Dalio's video suggests that in a 'beautiful deleveraging' it takes a decade or more for debt burdens to fall and economic activity to get back to normal (2-3 years of deleveraging/depression, followed by 7-10 years of reflation).

Others believe that the deleveraging will occur over longer period of time, for example David Llewellyn-Smith of MacroBusiness recently wrote:
The GFC was and is the pivot point in a structural adjustment that has only just begun, probably has decades yet to run, and before it’s over will likely change our world to something that looks more like the nineteenth century than our super fast modern version (in the sense of slower moving capital not widespread typhous!).

Put simply, we’re in a long term deleveraging phase for the global economy following a long term leveraging phase. What this means is that pretty much for the rest of your working life, the world is going to be regularly convulsed as its debts are saved against, inflated away, defaulted upon, and even sometimes repaid! It will shake both private and public sectors repeatedly and will afflict both developed and developing economies.

This is neither good nor bad. It is neither bearish nor bullish. It just is.
My response to this post, in the comments below was:
The view that we will see decades worth of readjustment makes the assumption that we don’t see a major event (planned or unplanned) change the entire financial / monetary system as we know it. It makes the assumption that after half a century of imbalances building we will be able to rebalance slowly, but surely, with only the odd crisis to contend with (none of which will spin out of control resulting in a larger collapse or a change to the status quo). I simply don’t buy it.
I think it's very unlikely that the US (or in fact many western economies which have a high level of debt to GDP) will be able to delever so easily this time around. US total credit market debt to GDP is down from the 2009 peak, however has a long way to fall before returning to levels that could be considered sustainable if interest rates were to normalise:


In 1933 US total debt credit market GDP topped at 300% (assisted by a 46% decline in GDP starting in 1929) and took roughly 20 years to bottom:
At the beginning of the Great Depression in 1929, the bulk of US debt was corporate debt tied to the investment bubble in auto manufacturing, electric utilities, household appliances, radio and other sectors that made up the "new economy" of the Roaring Twenties. Corporate debt to GDP collapsed from over 100% in 1933 to under 30% by the mid-1940s. Household debt fell from 50% of GDP in 1933 to roughly 15% in the same time period. Much of the drop in total debt to GDP came during the 1933-1936 period, when the dollar was devalued by 50% and economic growth was very high (albeit from an extremely low base). The ratio rose again when the economy relapsed in 1937-38, but resumed its decline when the economy recovered modestly in the pre-war years. The Dynamist
Today, the US is in an even more precarious position than during The Great Depression. The level of debt to GDP is much higher and more importantly the US is not able to easily devalue the dollar as they did in 1933 when they adjusted the Gold price from $20.67 per ounce to $35 per ounce.

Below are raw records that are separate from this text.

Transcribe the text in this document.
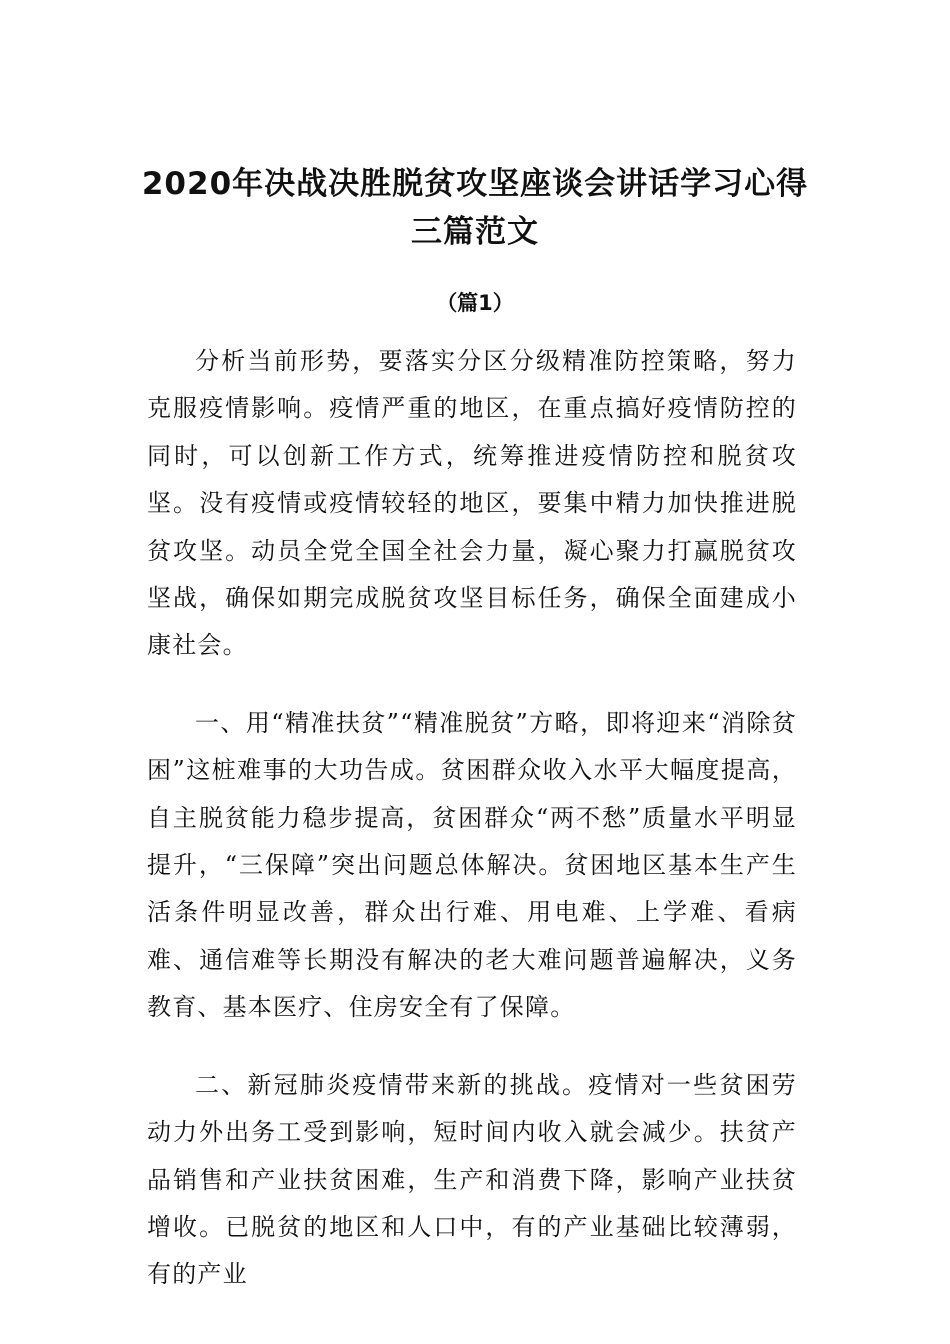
2020年决战决胜脱贫攻坚座谈会讲话学习心得三篇范文
（篇1）

分析当前形势，要落实分区分级精准防控策略，努力克服疫情影响。疫情严重的地区，在重点搞好疫情防控的同时，可以创新工作方式，统筹推进疫情防控和脱贫攻坚。没有疫情或疫情较轻的地区，要集中精力加快推进脱贫攻坚。动员全党全国全社会力量，凝心聚力打赢脱贫攻坚战，确保如期完成脱贫攻坚目标任务，确保全面建成小康社会。

一、用“精准扶贫”“精准脱贫”方略，即将迎来“消除贫困”这桩难事的大功告成。贫困群众收入水平大幅度提高，自主脱贫能力稳步提高，贫困群众“两不愁”质量水平明显提升，“三保障”突出问题总体解决。贫困地区基本生产生活条件明显改善，群众出行难、用电难、上学难、看病难、通信难等长期没有解决的老大难问题普遍解决，义务教育、基本医疗、住房安全有了保障。

二、新冠肺炎疫情带来新的挑战。疫情对一些贫困劳动力外出务工受到影响，短时间内收入就会减少。扶贫产品销售和产业扶贫困难，生产和消费下降，影响产业扶贫增收。已脱贫的地区和人口中，有的产业基础比较薄弱，有的产业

Many other countries left the Gold standard in the 1930's in order to devalue their currencies along with the US. It's not so easy today, the US isn't able to devalue their currency against a reserve asset like Gold as their currency is the defacto global reserve currency. They are only able to compete with other countries to devalue their currency all the while putting on the facade that they have a "strong dollar policy".

The US faces the challenge of trying to reduce their debt burden at the same time as receiving criticism from China and elsewhere over attempts to kick start economic growth & inflation to reduce their massive debt burden (the below just one example of many where they have been criticised for their actions):
A senior Chinese official said on Friday that the United States should cut back on printing money to stimulate its economy if the world is to have confidence in the dollar.

Asked whether he was worried about the dollar, the chairman of China's sovereign wealth fund, the China Investment Corporation, Jin Liqun, told the World Economic Forum in Davos: "I am a little bit worried."

Jin said he was confident that the Obama administration and Congress would ultimately solve the debate over the so-called fiscal cliff, "but of course the printing machine will have to slow down for people to have full confidence in the dollar". Jan 2013, Reuters
It seems to me that the US faces an impossible situation, as they attempt to reduce their significant debt burden, while retaining the US dollar as global reserve currency, a luxury which has allowed them to over spend as long as they have.

It seems to me what the US and the rest of the world could do with is a global reserve asset against which to devalue fiat currencies & extinguish their debt.